Quote Originally Posted by marta View Post

I so totally get that feeling of being completely spent and hearing the 'outside world' give advice on exercise and how to treat your disease. It use to drive me nuts at the beginning, but now I just let them say their thing, knowing full well that it's completely well intentioned, and smile and then ignore them. They're just trying to do whatever they think they can to help. I always say that it's easier being the Weggie than the loving bystander. At least we know we're doing something even if we're on the couch surviving.

I also get that feeling of looking in the mirror while on pred, not recognizing yourself, hating what you see, and then hating yourself for that reaction.

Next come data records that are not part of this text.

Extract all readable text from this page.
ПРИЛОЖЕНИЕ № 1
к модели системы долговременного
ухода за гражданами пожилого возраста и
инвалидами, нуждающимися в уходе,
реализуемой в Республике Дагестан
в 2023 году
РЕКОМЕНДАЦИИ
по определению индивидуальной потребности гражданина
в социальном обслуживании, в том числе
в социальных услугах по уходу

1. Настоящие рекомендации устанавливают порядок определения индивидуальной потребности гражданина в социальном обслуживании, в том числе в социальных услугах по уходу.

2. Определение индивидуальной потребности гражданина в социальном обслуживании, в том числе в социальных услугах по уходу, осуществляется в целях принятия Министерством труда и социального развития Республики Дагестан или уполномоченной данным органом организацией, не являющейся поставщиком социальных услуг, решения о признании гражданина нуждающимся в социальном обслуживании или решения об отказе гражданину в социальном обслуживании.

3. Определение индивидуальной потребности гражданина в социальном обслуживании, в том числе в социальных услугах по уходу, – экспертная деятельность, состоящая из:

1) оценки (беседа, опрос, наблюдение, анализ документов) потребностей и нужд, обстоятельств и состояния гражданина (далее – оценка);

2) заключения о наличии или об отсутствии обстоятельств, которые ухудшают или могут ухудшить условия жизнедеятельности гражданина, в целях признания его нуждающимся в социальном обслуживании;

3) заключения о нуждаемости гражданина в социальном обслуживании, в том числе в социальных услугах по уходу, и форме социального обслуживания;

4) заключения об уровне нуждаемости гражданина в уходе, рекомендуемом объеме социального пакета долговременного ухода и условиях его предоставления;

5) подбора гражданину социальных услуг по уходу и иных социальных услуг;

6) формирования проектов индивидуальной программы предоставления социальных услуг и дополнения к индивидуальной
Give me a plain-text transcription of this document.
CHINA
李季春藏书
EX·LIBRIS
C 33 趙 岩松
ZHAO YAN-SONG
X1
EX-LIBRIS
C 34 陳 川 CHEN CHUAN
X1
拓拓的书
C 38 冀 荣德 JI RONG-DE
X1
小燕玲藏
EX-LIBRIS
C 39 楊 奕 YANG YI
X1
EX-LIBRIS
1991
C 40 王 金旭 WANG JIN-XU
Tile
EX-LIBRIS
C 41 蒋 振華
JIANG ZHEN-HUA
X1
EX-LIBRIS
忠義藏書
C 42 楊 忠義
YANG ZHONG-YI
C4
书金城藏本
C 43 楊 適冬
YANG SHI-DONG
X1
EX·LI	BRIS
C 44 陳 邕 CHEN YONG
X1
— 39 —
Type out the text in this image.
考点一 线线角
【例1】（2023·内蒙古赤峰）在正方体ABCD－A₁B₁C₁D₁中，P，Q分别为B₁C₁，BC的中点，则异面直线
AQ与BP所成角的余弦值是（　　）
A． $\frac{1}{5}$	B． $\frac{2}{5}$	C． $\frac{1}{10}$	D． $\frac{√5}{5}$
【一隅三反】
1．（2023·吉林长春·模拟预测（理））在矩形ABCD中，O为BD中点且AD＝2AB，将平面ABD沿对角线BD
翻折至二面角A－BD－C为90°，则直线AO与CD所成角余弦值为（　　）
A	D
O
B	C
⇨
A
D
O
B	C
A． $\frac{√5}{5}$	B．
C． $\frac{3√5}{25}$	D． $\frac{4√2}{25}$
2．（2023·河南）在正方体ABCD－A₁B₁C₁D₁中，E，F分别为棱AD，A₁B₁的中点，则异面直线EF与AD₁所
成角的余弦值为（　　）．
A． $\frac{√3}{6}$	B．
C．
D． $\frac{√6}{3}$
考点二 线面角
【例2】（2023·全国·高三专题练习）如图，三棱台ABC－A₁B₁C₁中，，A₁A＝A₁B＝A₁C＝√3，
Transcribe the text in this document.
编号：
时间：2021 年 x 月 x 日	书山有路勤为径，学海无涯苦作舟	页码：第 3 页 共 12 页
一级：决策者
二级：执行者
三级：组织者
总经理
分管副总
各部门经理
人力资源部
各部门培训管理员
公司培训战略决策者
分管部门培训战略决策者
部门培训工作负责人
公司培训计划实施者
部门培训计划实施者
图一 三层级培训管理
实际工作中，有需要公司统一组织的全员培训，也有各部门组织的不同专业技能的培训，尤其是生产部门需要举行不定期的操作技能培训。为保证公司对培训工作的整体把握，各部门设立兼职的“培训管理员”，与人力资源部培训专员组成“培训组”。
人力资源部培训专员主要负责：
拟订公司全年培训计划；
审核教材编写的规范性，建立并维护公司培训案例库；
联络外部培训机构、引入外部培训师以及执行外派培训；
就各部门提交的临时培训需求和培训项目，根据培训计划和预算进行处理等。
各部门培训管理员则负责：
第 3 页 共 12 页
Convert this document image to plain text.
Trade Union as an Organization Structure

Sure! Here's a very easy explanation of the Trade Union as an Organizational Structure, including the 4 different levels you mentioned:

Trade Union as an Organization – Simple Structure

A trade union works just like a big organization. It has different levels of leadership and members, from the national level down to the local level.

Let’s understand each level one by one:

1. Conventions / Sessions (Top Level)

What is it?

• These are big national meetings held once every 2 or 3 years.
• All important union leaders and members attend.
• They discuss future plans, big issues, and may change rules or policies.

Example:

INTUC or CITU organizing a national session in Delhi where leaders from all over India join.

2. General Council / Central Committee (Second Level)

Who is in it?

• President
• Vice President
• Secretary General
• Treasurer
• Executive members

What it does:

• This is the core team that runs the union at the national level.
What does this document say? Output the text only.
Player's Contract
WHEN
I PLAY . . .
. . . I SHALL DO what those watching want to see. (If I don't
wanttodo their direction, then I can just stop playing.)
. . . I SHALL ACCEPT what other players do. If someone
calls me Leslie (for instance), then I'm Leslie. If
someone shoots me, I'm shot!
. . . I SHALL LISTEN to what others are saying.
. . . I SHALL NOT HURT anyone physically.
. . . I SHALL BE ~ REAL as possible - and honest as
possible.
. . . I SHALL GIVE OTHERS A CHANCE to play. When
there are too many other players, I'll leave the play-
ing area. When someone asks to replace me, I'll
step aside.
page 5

I think we're so hard on ourselves. "Don't be so vain Marta", and then your family catches you being disgusted at that moment you catch a mirror glimpse, and you hear "Don't be so vain Marta. Nobody cares." Then you go downtown and see people you've known for decades who can't recognize you from two feet away until you open your mouth and they hear your voice. It sucks. It so totally sucks. I feel like crying just thinking about how much it sucks, but you can't react to it because instantly there is a label of 'pride and vanity' attached to this reaction. Then you hear people say.... "Yeah, well I'm fat naturally, so don't complain." What I want to say is (and I will here because this is a safe space for Weggies) "Yeah, but you didn't go from your normal look, that you've had for decades, to THIS in 3 weeks. You got to get used to how you look over a long period of time. It's not a shock that a stranger is looking back at you every time you go by a mirror." But you can't say that because then it becomes twisted into a vanity thing again. I'm not a vain person. At least I don't think I am. I don't own make-up. I don't spend a bunch of time in front of the mirror. I don't spend a bunch of money on wrinkle cream. I probably should. But I don't. So it really really gets my goat when people tell me not to be so vain when I'm hating my pred equivalent of bad plastic surgery. There. I have vented. Sorry. But anyone who hasn't been on pred and have had their entire body, face, look drastically altered because of it, can't be giving advice on this one. That's why I wanted to post those pics though. Because when you're in the thick of it (ha ha - pun not intended) it's hard to see the other side, and it feels like you're stuck here for ever.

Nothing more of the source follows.